The biggest ice cream consumers in the world are New Zealanders, who consume over 25 liter per person per year (6.6 U.S. gallons), followed by Americans who consume 20 liters per person per year (5.2 gallons). No official statistics exist and the numbers change every year, but Sweden and Finland (colder climates ...?) are usually at the top in Europe, and yet ice cream is the only food that’s supposed to be consumed frozen.

According to GB Glace (the largest ice cream company in Sweden and part of Unilever), 71 percent of all ice cream consumers feel happy when consuming ice cream. The frozen dessert was probably invented by the Chinese and brought to Europe by Marco Polo in 1298. There’s proof that the Chinese ate ice cream as long as 3,000 years ago, when they mixed honey, snow and fruit juice.

The kind of ice cream we eat today has existed since the 18th century, and it came to Sweden at around that time too, where it was served at King Gustaf III’s court in Stockholm. Ice cream remained a luxury food served only at weddings and larger parties for a long time. Carl von Linné, the Swedish botanist, wrote about how it became popular among the Swedish nobility. "Glass," the word for ice cream in Swedish, was borrowed from the French name for it: “crème à la place” meaning frozen cream. Not until the beginning of the 20th century did ice cream reach the common people of Sweden, and then it was usually made at home — influenced by Russian and Italian immigrants. It wasn’t until the 1950s that ice cream became really popular in Sweden, and the popsicle didn’t reach Stockholm until the 1930 Stockholm Exhibition.
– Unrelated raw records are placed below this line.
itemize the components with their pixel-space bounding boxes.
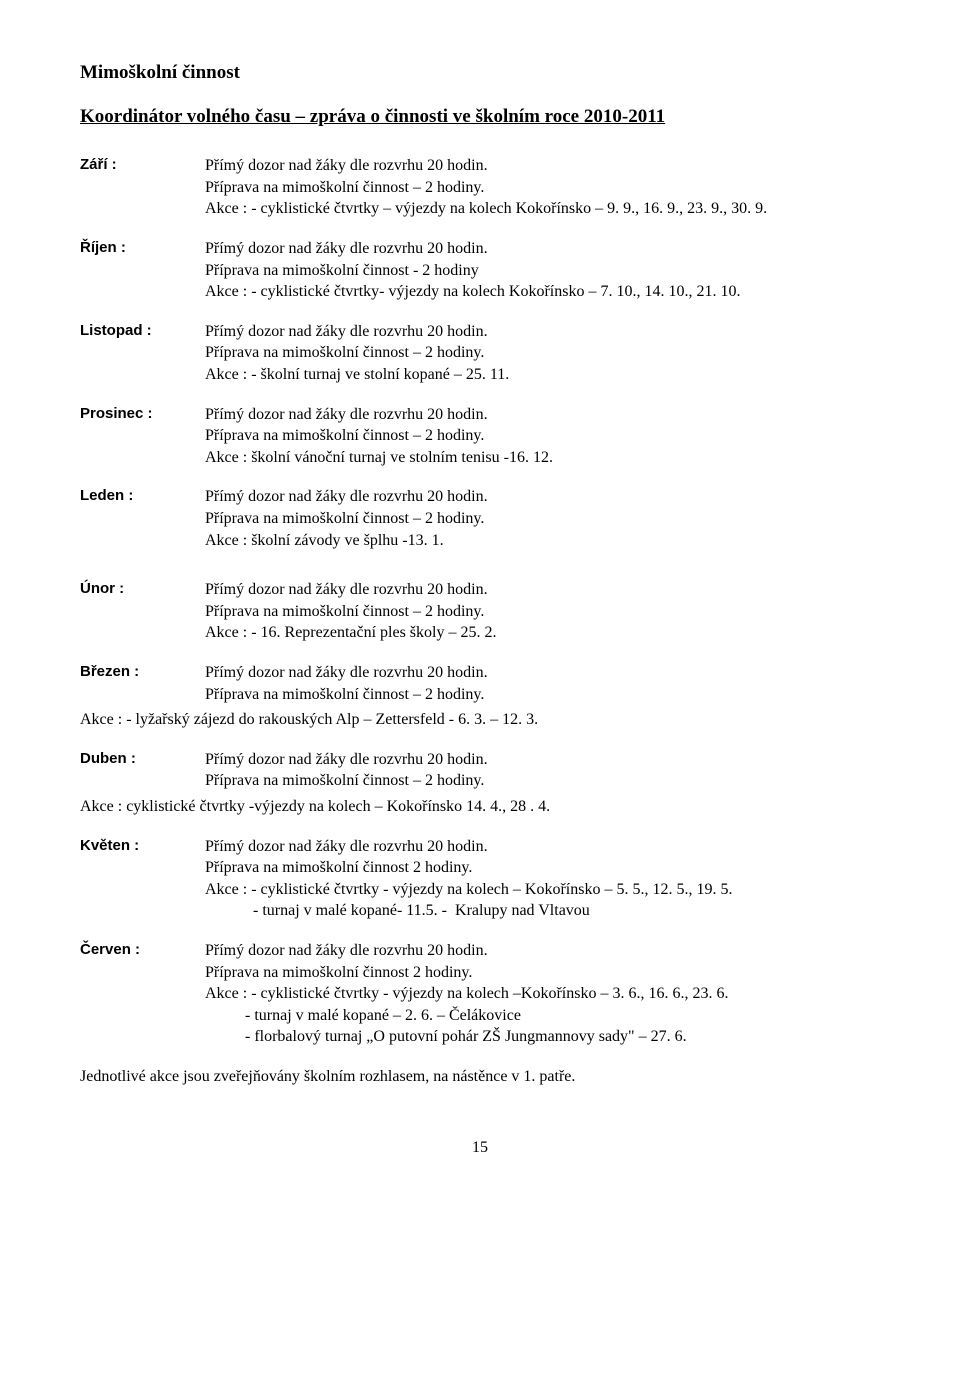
akce-line: Akce : - cyklistické čtvrtky - výjezdy n… bbox=[205, 983, 880, 1005]
entry-body: Přímý dozor nad žáky dle rozvrhu 20 hodi… bbox=[205, 486, 880, 551]
priprava-line: Příprava na mimoškolní činnost - 2 hodin… bbox=[205, 260, 880, 282]
priprava-line: Příprava na mimoškolní činnost – 2 hodin… bbox=[205, 508, 880, 530]
entry-label: Květen : bbox=[80, 836, 205, 856]
priprava-line: Příprava na mimoškolní činnost – 2 hodin… bbox=[205, 684, 880, 706]
entry-cerven: Červen : Přímý dozor nad žáky dle rozvrh… bbox=[80, 940, 880, 1048]
entry-prosinec: Prosinec : Přímý dozor nad žáky dle rozv… bbox=[80, 404, 880, 469]
entry-kveten: Květen : Přímý dozor nad žáky dle rozvrh… bbox=[80, 836, 880, 922]
entry-label: Listopad : bbox=[80, 321, 205, 341]
entry-brezen: Březen : Přímý dozor nad žáky dle rozvrh… bbox=[80, 662, 880, 705]
page-subtitle: Koordinátor volného času – zpráva o činn… bbox=[80, 104, 880, 130]
dozor-line: Přímý dozor nad žáky dle rozvrhu 20 hodi… bbox=[205, 579, 880, 601]
priprava-line: Příprava na mimoškolní činnost – 2 hodin… bbox=[205, 342, 880, 364]
entry-body: Přímý dozor nad žáky dle rozvrhu 20 hodi… bbox=[205, 749, 880, 792]
dozor-line: Přímý dozor nad žáky dle rozvrhu 20 hodi… bbox=[205, 662, 880, 684]
priprava-line: Příprava na mimoškolní činnost – 2 hodin… bbox=[205, 425, 880, 447]
entry-label: Únor : bbox=[80, 579, 205, 599]
entry-body: Přímý dozor nad žáky dle rozvrhu 20 hodi… bbox=[205, 579, 880, 644]
dozor-line: Přímý dozor nad žáky dle rozvrhu 20 hodi… bbox=[205, 940, 880, 962]
akce-line: Akce : školní závody ve šplhu -13. 1. bbox=[205, 530, 880, 552]
footer-note: Jednotlivé akce jsou zveřejňovány školní… bbox=[80, 1066, 880, 1088]
akce-line: Akce : - cyklistické čtvrtky - výjezdy n… bbox=[205, 879, 880, 901]
entry-listopad: Listopad : Přímý dozor nad žáky dle rozv… bbox=[80, 321, 880, 386]
entry-label: Duben : bbox=[80, 749, 205, 769]
dozor-line: Přímý dozor nad žáky dle rozvrhu 20 hodi… bbox=[205, 155, 880, 177]
priprava-line: Příprava na mimoškolní činnost 2 hodiny. bbox=[205, 962, 880, 984]
entry-body: Přímý dozor nad žáky dle rozvrhu 20 hodi… bbox=[205, 662, 880, 705]
priprava-line: Příprava na mimoškolní činnost 2 hodiny. bbox=[205, 857, 880, 879]
dozor-line: Přímý dozor nad žáky dle rozvrhu 20 hodi… bbox=[205, 321, 880, 343]
entry-body: Přímý dozor nad žáky dle rozvrhu 20 hodi… bbox=[205, 155, 880, 220]
akce-line: Akce : školní vánoční turnaj ve stolním … bbox=[205, 447, 880, 469]
akce-line: Akce : - cyklistické čtvrtky – výjezdy n… bbox=[205, 198, 880, 220]
entry-label: Březen : bbox=[80, 662, 205, 682]
dozor-line: Přímý dozor nad žáky dle rozvrhu 20 hodi… bbox=[205, 486, 880, 508]
priprava-line: Příprava na mimoškolní činnost – 2 hodin… bbox=[205, 770, 880, 792]
priprava-line: Příprava na mimoškolní činnost – 2 hodin… bbox=[205, 177, 880, 199]
entry-body: Přímý dozor nad žáky dle rozvrhu 20 hodi… bbox=[205, 238, 880, 303]
dozor-line: Přímý dozor nad žáky dle rozvrhu 20 hodi… bbox=[205, 404, 880, 426]
entry-label: Prosinec : bbox=[80, 404, 205, 424]
entry-label: Září : bbox=[80, 155, 205, 175]
entry-body: Přímý dozor nad žáky dle rozvrhu 20 hodi… bbox=[205, 940, 880, 1048]
entry-zari: Září : Přímý dozor nad žáky dle rozvrhu … bbox=[80, 155, 880, 220]
akce-line: Akce : - školní turnaj ve stolní kopané … bbox=[205, 364, 880, 386]
page-number: 15 bbox=[80, 1137, 880, 1159]
entry-label: Leden : bbox=[80, 486, 205, 506]
entry-body: Přímý dozor nad žáky dle rozvrhu 20 hodi… bbox=[205, 404, 880, 469]
priprava-line: Příprava na mimoškolní činnost – 2 hodin… bbox=[205, 601, 880, 623]
dozor-line: Přímý dozor nad žáky dle rozvrhu 20 hodi… bbox=[205, 749, 880, 771]
entry-label: Červen : bbox=[80, 940, 205, 960]
page-title: Mimoškolní činnost bbox=[80, 60, 880, 86]
akce-line: Akce : - cyklistické čtvrtky- výjezdy na… bbox=[205, 281, 880, 303]
akce-extra-line: - turnaj v malé kopané- 11.5. - Kralupy … bbox=[205, 900, 880, 922]
entry-label: Říjen : bbox=[80, 238, 205, 258]
dozor-line: Přímý dozor nad žáky dle rozvrhu 20 hodi… bbox=[205, 238, 880, 260]
entry-body: Přímý dozor nad žáky dle rozvrhu 20 hodi… bbox=[205, 321, 880, 386]
akce-extra-line: - florbalový turnaj „O putovní pohár ZŠ … bbox=[205, 1026, 880, 1048]
entry-leden: Leden : Přímý dozor nad žáky dle rozvrhu… bbox=[80, 486, 880, 551]
entry-rijen: Říjen : Přímý dozor nad žáky dle rozvrhu… bbox=[80, 238, 880, 303]
akce-standalone: Akce : - lyžařský zájezd do rakouských A… bbox=[80, 709, 880, 731]
akce-standalone: Akce : cyklistické čtvrtky -výjezdy na k… bbox=[80, 796, 880, 818]
entry-body: Přímý dozor nad žáky dle rozvrhu 20 hodi… bbox=[205, 836, 880, 922]
akce-extra-line: - turnaj v malé kopané – 2. 6. – Čelákov… bbox=[205, 1005, 880, 1027]
entry-duben: Duben : Přímý dozor nad žáky dle rozvrhu… bbox=[80, 749, 880, 792]
akce-line: Akce : - 16. Reprezentační ples školy – … bbox=[205, 622, 880, 644]
dozor-line: Přímý dozor nad žáky dle rozvrhu 20 hodi… bbox=[205, 836, 880, 858]
entry-unor: Únor : Přímý dozor nad žáky dle rozvrhu … bbox=[80, 579, 880, 644]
It’s fairly easy to make your own ice cream, if you feel like it. Recipes vary, but here's a good one:
You need 4 egg yolks, ½ cup sugar (you can use Swedish vanilla sugar if you can get it or confectioner’s sugar), 1 cup heavy cream, ¾ cup milk and then some kind of fruit preserve, such as strawberry, to taste.

Beat the egg yolks and sugar until light and fluffy. Beat the cream separately and add it carefully to the egg and sugar mixture. Then add milk and fruit to taste. If you want old-fashioned vanilla ice cream, then heat the milk and add to it a vanilla pod, cut crosswise. Let it sit in the milk for 30 minutes while the milk cools. Then scrape out the vanilla seeds and mix with the rest of the milk and pour into the batter.